On 2012-06-10, Hartmut Figge <[email protected]> wrote:
> Jochen Roderburg:
>
>>I have installed SM in /usr1/seamonkey210 and start with
>>/usr1/seamonkey210/seamonkey
>>
>>XPCOMGlueLoad error for file /usr1/seamonkey210/libxpcom.so:
>>libxul.so: cannot open shared object file: No such file or directory
>>Couldn't load XPCOM.
>
> Normally extracting the .tar.bz2 in /usr1/seamonkey210 would create the
> subdirectory seamonkey with the content of the .tar.bz2 and SM would be
> started with /usr1/seamonkey210/seamonkey/seamonkey.
>
> But it is possible to avoid this subdirectory. I have now created
> /usr1/seamonkey210 and copied the content of my existing installation of
r> SM 2.10 from ~/seam/release/2.10/seamonkey to /usr1/seamonkey210.
>
> Calling SM from an xterm gives
>
> hafi@i5_64 ~ $ /usr1/seamonkey210/seamonkey
> Document http://www.heise.de/newsticker/ loaded successfully
> NOTE: child process received `Goodbye', closing down
>
> SM has started normally.
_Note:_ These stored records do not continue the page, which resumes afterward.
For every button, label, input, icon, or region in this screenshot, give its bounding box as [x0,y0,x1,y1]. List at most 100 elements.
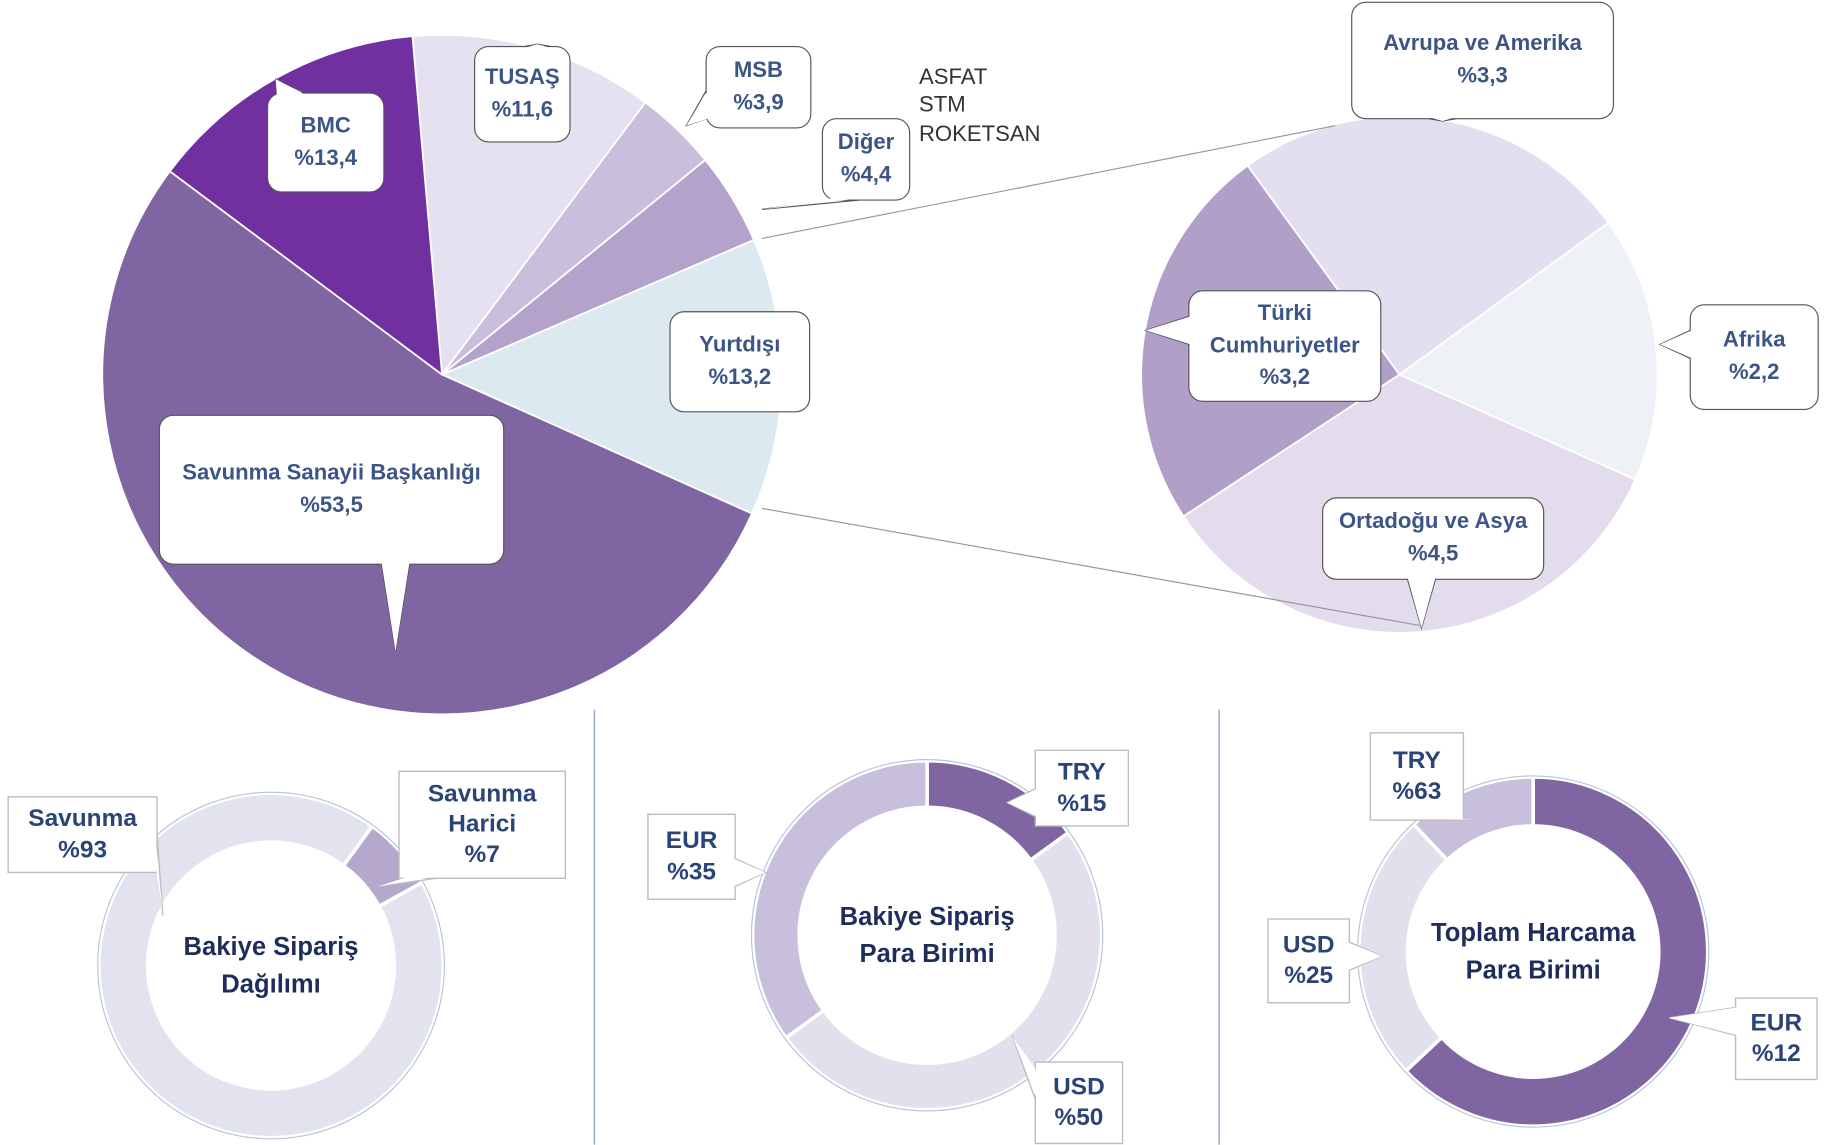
donut-center: Bakiye Sipariş Para Birimi [839,901,1015,968]
callout-box [669,311,811,413]
value-label: %2,2 [1729,360,1780,386]
donut-segment [783,830,1104,1112]
callout-tail-cover [761,198,860,210]
callouts: TUSAŞ %11,6 MSB %3,9 Diğer %4,4 Yurtdışı %13,2 S… [7,1,1819,1145]
callout-text: EUR %12 [1736,998,1817,1079]
value-label: %15 [1057,789,1107,817]
callout-tail-cover [381,562,410,652]
annotation: ROKETSAN [919,121,1041,146]
value-label: %35 [667,857,717,885]
callout-tail-cover [155,835,163,916]
callout-label: Türki Cumhuriyetler %3,2 [1189,291,1381,402]
callout-text: Avrupa ve Amerika %3,3 [1352,2,1614,118]
callout-tail-cover [733,858,766,887]
callout-tail-cover [1347,942,1382,971]
callout-label: Ortadoğu ve Asya %4,5 [1323,498,1544,579]
category-label: Türki Cumhuriyetler [1209,301,1360,358]
callout-text: MSB %3,9 [706,47,811,128]
connector-line [761,507,1422,627]
callout-tail-cover [523,44,552,49]
donut-center: Toplam Harcama Para Birimi [1431,918,1635,984]
category-label: USD [1053,1073,1105,1101]
callout-tail-cover [1428,116,1457,121]
category-label: Ortadoğu ve Asya [1338,510,1528,535]
pie-slice [1397,221,1659,481]
callout-text: TUSAŞ %11,6 [475,47,570,142]
value-label: %7 [464,841,500,868]
donut-title: Bakiye Sipariş Dağılımı [183,931,359,999]
callout-tail-cover [1145,316,1191,345]
callout-text: Afrika %2,2 [1690,305,1818,410]
category-label: USD [1282,931,1335,959]
connector-line [761,125,1336,240]
annotation: ASFAT [919,64,987,89]
callout-text: Ortadoğu ve Asya %4,5 [1323,498,1544,579]
value-label: %53,5 [300,493,363,518]
callout-box [266,92,385,193]
callout-text: TRY %63 [1370,733,1463,820]
donut-outline [97,791,445,1140]
category-label: Savunma Sanayii Başkanlığı [182,461,481,486]
callout-label: TUSAŞ %11,6 [475,47,570,142]
category-label: MSB [733,58,784,84]
callout-box [1369,732,1465,821]
callout-label: Yurtdışı %13,2 [699,333,780,390]
callout-label: Afrika %2,2 [1690,305,1818,410]
callout-tail-cover [1659,330,1692,359]
callout-text: Savunma %93 [8,797,157,873]
category-label: Savunma Harici [427,780,537,838]
callout-label: USD %25 [1268,919,1349,1003]
callout-text: TRY %15 [1035,750,1128,826]
callout-label: Savunma Sanayii Başkanlığı %53,5 [159,415,503,564]
callout-label: Savunma Harici %7 [399,771,565,878]
annotation: STM [919,92,966,117]
callout-text: BMC %13,4 [268,93,384,192]
callout-box [647,813,736,900]
callout-tail-cover [1669,1007,1738,1036]
value-label: %13,4 [294,145,358,171]
donut-title: Bakiye Sipariş Para Birimi [839,901,1015,968]
callout-label: Avrupa ve Amerika %3,3 [1352,2,1614,118]
donut-segment [1403,775,1710,1128]
value-label: %63 [1392,777,1442,805]
callout-text: Diğer %4,4 [822,119,909,200]
donut-outline [750,759,1104,1112]
callout-box [1734,997,1818,1081]
callout-label: USD%50 [1035,1062,1122,1143]
value-label: %3,3 [1457,63,1508,89]
donut-segment [97,791,445,1140]
callout-box [7,796,158,874]
callout-text: Türki Cumhuriyetler %3,2 [1189,291,1381,402]
callout-label: MSB %3,9 [706,47,811,128]
callout-box [705,45,812,129]
donut-segment [341,823,425,909]
callout-box [1188,290,1382,402]
value-label: %93 [58,835,108,863]
value-label: %4,4 [840,162,892,188]
category-label: TUSAŞ [484,65,560,91]
callout-text: Savunma Harici %7 [399,771,565,878]
callout-text: USD %50 [1035,1062,1122,1143]
callout-box [1034,1061,1124,1145]
callout-tail-cover [1407,577,1436,629]
callout-box [1034,749,1130,827]
value-label: %13,2 [708,365,772,390]
callout-text: Savunma Sanayii Başkanlığı %53,5 [159,415,503,564]
category-label: TRY [1392,747,1441,774]
callout-text: EUR %35 [648,814,735,899]
callout-label: TRY %15 [1035,750,1128,826]
callout-label: Savunma%93 [8,797,157,873]
callout-tail-cover [1012,1035,1038,1100]
callout-box [474,45,571,143]
callout-box [1351,1,1615,120]
callout-box [158,414,505,565]
donut-center: Bakiye Sipariş Dağılımı [183,931,359,999]
category-label: Diğer [837,130,895,156]
callout-text: USD %25 [1268,919,1349,1003]
value-label: %25 [1284,962,1334,989]
donut-segment [750,759,929,1041]
callout-label: EUR%35 [648,814,735,899]
callout-tail-cover [1007,788,1038,817]
callout-box [1267,918,1351,1004]
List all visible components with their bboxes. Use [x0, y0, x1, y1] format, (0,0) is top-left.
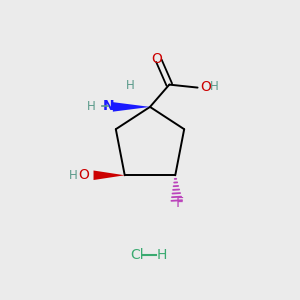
Text: O: O [200, 80, 211, 94]
Text: N: N [103, 99, 114, 113]
Polygon shape [113, 102, 150, 112]
Text: Cl: Cl [130, 248, 143, 262]
Text: H: H [209, 80, 218, 94]
Text: O: O [78, 168, 89, 182]
Text: H: H [125, 79, 134, 92]
Polygon shape [94, 170, 125, 180]
Text: O: O [152, 52, 162, 66]
Text: H: H [69, 169, 78, 182]
Text: H: H [87, 100, 96, 112]
Text: F: F [176, 196, 184, 210]
Text: H: H [157, 248, 167, 262]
Then i loaded heise und then quit SM with ^q. I
> could see no problems. What do you get when issuing this command?
>

Perhaps you have the problematic Mozilla libraries (also) somewhere in your
standard library load path.  I don't, I have them only in the various
Mozilla product directories.

The old Mozilla startup scripts used to define all sorts of Library-Path
environment variables pointing to the install directory, so the problem had
not much chance to come up then.

The scripts had OTOH another small glitch which I have patched for long
times here.  They silently assumed that the final program directory had the
same name as the program:  When the product was installed in somepath/somedir
they tried to load the actiual program binary under the name
somepath/somedir/somedir-bin.

So I was not unhappy that they (starting with FF a while ago and now with
TB/SM) got rid of these scripts, but something seems to be not correct in the 
actual implementation of the new startup programs in TB and SM.

It is, btw, not so that the install directory is not used at all for
the loading of dynamic libraries. Strace shows that a number of them are
loaded correctly, only a few produce errors.